Although, this disposed of the residue as it affected the named beneficiaries, there was still considerable residue remaining. Her Honour held that the balance would fall into intestacy under Saskatchewan’s Intestate Succession Act 1996. The executors were directed to distribute gifts of personalty and realty as directed, pay out all charitable gifts (except for M.Jaw Clinic which was unknown), reserve and set aside $10,000.00 as a fund for care of the cats (discussed below), and to thereafter apply for further directions concerning the remaining residue since it was possible that there were two relatives of the deceased who might have an interest in the estate.
As to the cats, Her Honour considered the issue of whether a charitable trust for the care of cats was valid. The law of Canada on this point is similar to that in Australia. Gifts for the maintenance of animals in general are charitable (such as to an animal charity). However, gifts for the maintenance of one or more particular animals are not. However, Her Honour found that there was case law to support the proposition that a non-charitable purpose trust for the upkeep of a given animal may be valid notwithstanding the fact that by its nature it is not enforceable by the beneficiary. Her Honour found that the trust was valid, and directed the executors to set aside the sum of $10,000 for the exclusive purpose of the care, maintenance and health of the testator’s cats. Her Honour directed that upon the death of the last of the four cats, the balance of the $10,000 fund (if any) should be disbursed as residue.
The case may be viewed at: http://www.canlii.org/en/sk/skqb/doc/2012/2012skqb214/2012skqb214.html
Implications of this case
This case illustrates a number of issues which can arise in relation to gifts in wills. There were two documents prepared by the testator, one of which at least partially revoked the other, there were gifts to charities which had ceased to exist, or which were misnamed (or perhaps did not exist at all), there was the need to apply charitable gifts cy-pres, and there was the issue of whether a valid gift could be given to the care of pets.
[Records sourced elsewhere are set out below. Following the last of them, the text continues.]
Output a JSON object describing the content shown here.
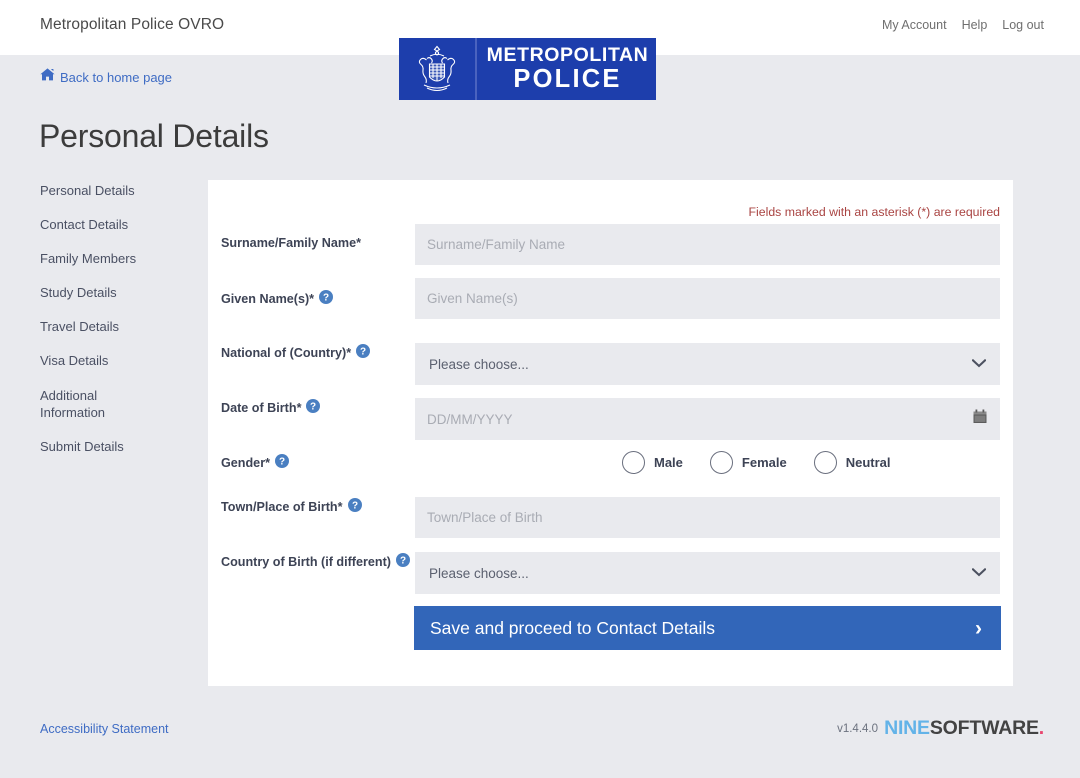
{
  "header": {
    "brand_title": "Metropolitan Police OVRO",
    "nav": [
      {
        "label": "My Account"
      },
      {
        "label": "Help"
      },
      {
        "label": "Log out"
      }
    ],
    "logo": {
      "line1": "METROPOLITAN",
      "line2": "POLICE",
      "crest_icon": "royal-crest-icon",
      "background_color": "#1d3eac"
    },
    "back_link": {
      "label": "Back to home page",
      "icon": "home-icon",
      "color": "#3f6cc4"
    }
  },
  "page": {
    "title": "Personal Details"
  },
  "sidebar": {
    "items": [
      {
        "label": "Personal Details"
      },
      {
        "label": "Contact Details"
      },
      {
        "label": "Family Members"
      },
      {
        "label": "Study Details"
      },
      {
        "label": "Travel Details"
      },
      {
        "label": "Visa Details"
      },
      {
        "label": "Additional Information"
      },
      {
        "label": "Submit Details"
      }
    ]
  },
  "form": {
    "required_note": "Fields marked with an asterisk (*) are required",
    "required_note_color": "#a94442",
    "fields": [
      {
        "label": "Surname/Family Name*",
        "has_help": false,
        "type": "text",
        "placeholder": "Surname/Family Name",
        "value": ""
      },
      {
        "label": "Given Name(s)*",
        "has_help": true,
        "type": "text",
        "placeholder": "Given Name(s)",
        "value": ""
      },
      {
        "label": "National of (Country)*",
        "has_help": true,
        "type": "select",
        "placeholder": "Please choose...",
        "value": "Please choose..."
      },
      {
        "label": "Date of Birth*",
        "has_help": true,
        "type": "date",
        "placeholder": "DD/MM/YYYY",
        "value": ""
      },
      {
        "label": "Gender*",
        "has_help": true,
        "type": "radio",
        "options": [
          {
            "label": "Male",
            "selected": false
          },
          {
            "label": "Female",
            "selected": false
          },
          {
            "label": "Neutral",
            "selected": false
          }
        ]
      },
      {
        "label": "Town/Place of Birth*",
        "has_help": true,
        "type": "text",
        "placeholder": "Town/Place of Birth",
        "value": ""
      },
      {
        "label": "Country of Birth (if different)",
        "has_help": true,
        "type": "select",
        "placeholder": "Please choose...",
        "value": "Please choose..."
      }
    ],
    "submit": {
      "label": "Save and proceed to Contact Details",
      "arrow_icon": "chevron-right-icon",
      "color": "#3266b9"
    }
  },
  "footer": {
    "accessibility_link": "Accessibility Statement",
    "version": "v1.4.4.0",
    "vendor": {
      "part1": "NINE",
      "part2": "SOFTWARE",
      "part3": ".",
      "color1": "#63b3e8",
      "color2": "#434343",
      "color3": "#e8456e"
    }
  }
}
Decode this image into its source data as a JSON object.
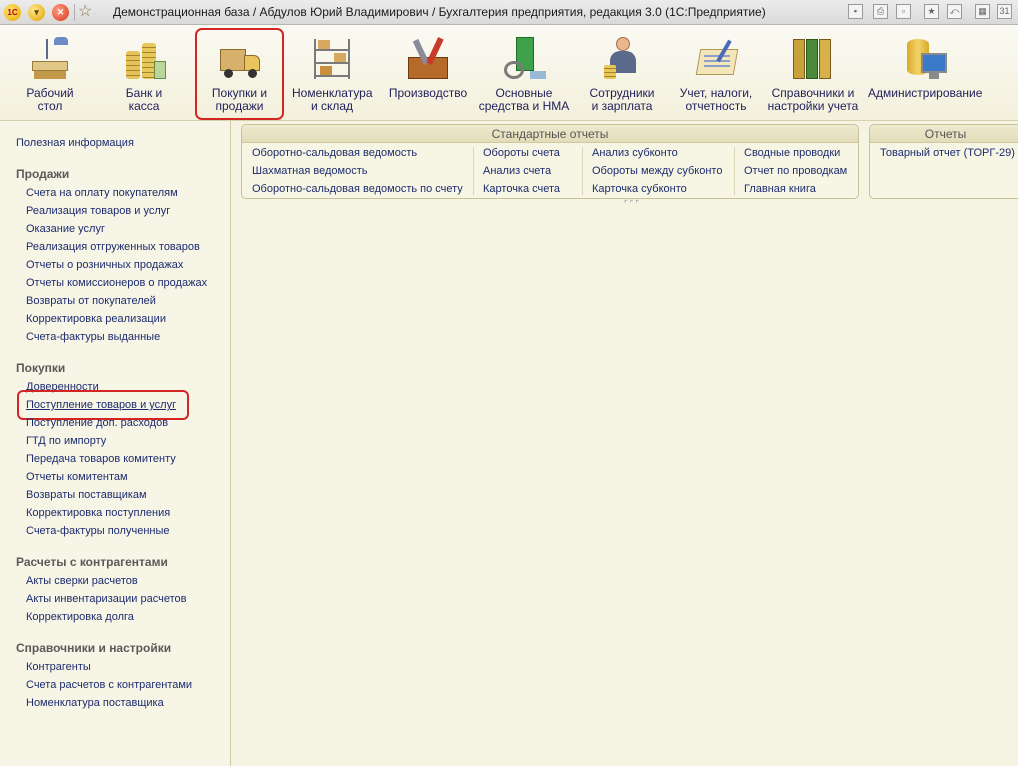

In Australia, although pets are often regarded as part of the family, leaving them a gift in a will is as problematical as it is in Canada. Animals cannot inherit from a will directly since they are classified legally as property, and have no capacity to hold money or property themselves (and no capacity to enforce a gift under a will). Therefore, there is a presumption that named beneficiaries will be persons, (i.e. individuals or incorporated entities). The only exception to this presumption is a legacy to an unincorporated association. However, although a gift cannot be left directly to a pet, it is possible to leave a bequest to the care of animals generally provided the bequest is for charitable purposes.